C’est plein d’une inquiète curiosité que je regagnai enfin ma porte. J’introduisis la clef sans rencontrer de résistance, ouvris et entrai. Point de Bartleby. Je regardai vivement autour de moi, jetai un coup d’œil derrière le paravent ; mais il était clair que mon homme avait disparu. Un examen plus minutieux des lieux me donna à penser que, depuis un temps indéterminé, Bartleby devait manger, s’habiller et dormir dans mon étude, et cela sans assiette, miroir ni lit. Oui, pensai-je, il est manifeste que Bartleby a fait de ce lieu son logis, qu’il y tient tout seul ses quartiers de célibataire. Et aussitôt m’envahit la pensée de l’absence de tout ami, de la solitude ô combien misérable qui se trahissait là. Sa pauvreté était grande, mais son abandon combien horrible !
Soudain, je fus attiré par le pupitre fermé de Bartleby, dont la clef était restée en évidence sur la serrure. Je pris sur moi de regarder à l’intérieur. Tout apparut méthodiquement rangé, les papiers disposés avec soin. Déplaçant les piles de documents, je tâtonnai dans leur profondeur. Je sentis quelque chose que je tirai au-dehors. C’était un grand mouchoir, aux coins noués, assez pesant. Je l’ouvris, et me trouvai en présence des économies de Bartleby.
J’évoquai alors tous les mystères tranquilles que j’avais observés chez cet homme. Je me souvins qu’il ne parlait jamais, sinon pour répondre, qu’il avait refusé de me dire qui il était, d’où il venait et s’il avait aucun parent en ce monde. Par-dessus tout, je me rappelai cette expression inconsciente de blafarde… comment dirai-je… mettons de blafarde hauteur, ou plutôt d’austère réserve qu’il prenait parfois, expression qui m’avait positivement intimidé au point que j’en étais venu à me plier docilement à ses excentricités, à ne plus oser lui demander la moindre vétille.
Comme je retournais toutes ces choses dans mon esprit, un sentiment de craintive prudence m’envahit.
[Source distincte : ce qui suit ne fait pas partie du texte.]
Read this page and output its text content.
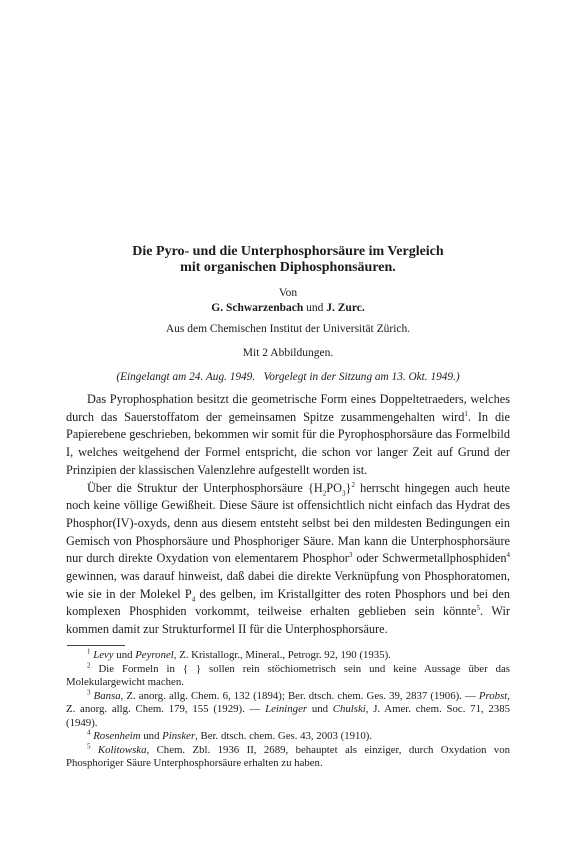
Die Pyro- und die Unterphosphorsäure im Vergleich
mit organischen Diphosphonsäuren.

Von

G. Schwarzenbach und J. Zurc.

Aus dem Chemischen Institut der Universität Zürich.

Mit 2 Abbildungen.

(Eingelangt am 24. Aug. 1949.   Vorgelegt in der Sitzung am 13. Okt. 1949.)

Das Pyrophosphation besitzt die geometrische Form eines Doppeltetraeders, welches durch das Sauerstoffatom der gemeinsamen Spitze zusammengehalten wird$^1$. In die Papierebene geschrieben, bekommen wir somit für die Pyrophosphorsäure das Formelbild I, welches weitgehend der Formel entspricht, die schon vor langer Zeit auf Grund der Prinzipien der klassischen Valenzlehre aufgestellt worden ist.

Über die Struktur der Unterphosphorsäure $\{H_2PO_3\}^2$ herrscht hingegen auch heute noch keine völlige Gewißheit. Diese Säure ist offensichtlich nicht einfach das Hydrat des Phosphor(IV)-oxyds, denn aus diesem entsteht selbst bei den mildesten Bedingungen ein Gemisch von Phosphorsäure und Phosphoriger Säure. Man kann die Unterphosphorsäure nur durch direkte Oxydation von elementarem Phosphor$^3$ oder Schwermetallphosphiden$^4$ gewinnen, was darauf hinweist, daß dabei die direkte Verknüpfung von Phosphoratomen, wie sie in der Molekel $P_4$ des gelben, im Kristallgitter des roten Phosphors und bei den komplexen Phosphiden vorkommt, teilweise erhalten geblieben sein könnte$^5$. Wir kommen damit zur Strukturformel II für die Unterphosphorsäure.

$^1$ Levy und Peyronel, Z. Kristallogr., Mineral., Petrogr. 92, 190 (1935).

$^2$ Die Formeln in { } sollen rein stöchiometrisch sein und keine Aussage über das Molekulargewicht machen.

$^3$ Bansa, Z. anorg. allg. Chem. 6, 132 (1894); Ber. dtsch. chem. Ges. 39, 2837 (1906). — Probst, Z. anorg. allg. Chem. 179, 155 (1929). — Leininger und Chulski, J. Amer. chem. Soc. 71, 2385 (1949).

$^4$ Rosenheim und Pinsker, Ber. dtsch. chem. Ges. 43, 2003 (1910).

$^5$ Kolitowska, Chem. Zbl. 1936 II, 2689, behauptet als einziger, durch Oxydation von Phosphoriger Säure Unterphosphorsäure erhalten zu haben.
Mes émotions premières avaient été de pure mélancolie et de la plus sincère pitié ; mais à mesure que la détresse de Bartleby prenait dans mon imagination des proportions de plus en plus grandes, cette même mélancolie se muait en frayeur, cette pitié en répulsion.
Finalement, je pris la résolution suivante : le lendemain matin je lui poserais calmement certaines questions sur son histoire et, s’il refusait d’y répondre ouvertement et sans réserve (comme, sans doute, il le préférerait), je lui donnerais un billet de vingt dollars en sus de ce que je pourrais lui devoir, et je lui dirais que je n’avais plus besoin de ses services, tout en lui déclarant que si je pouvais lui être utile par ailleurs d’une manière ou d’une autre, je serais ravi de le faire.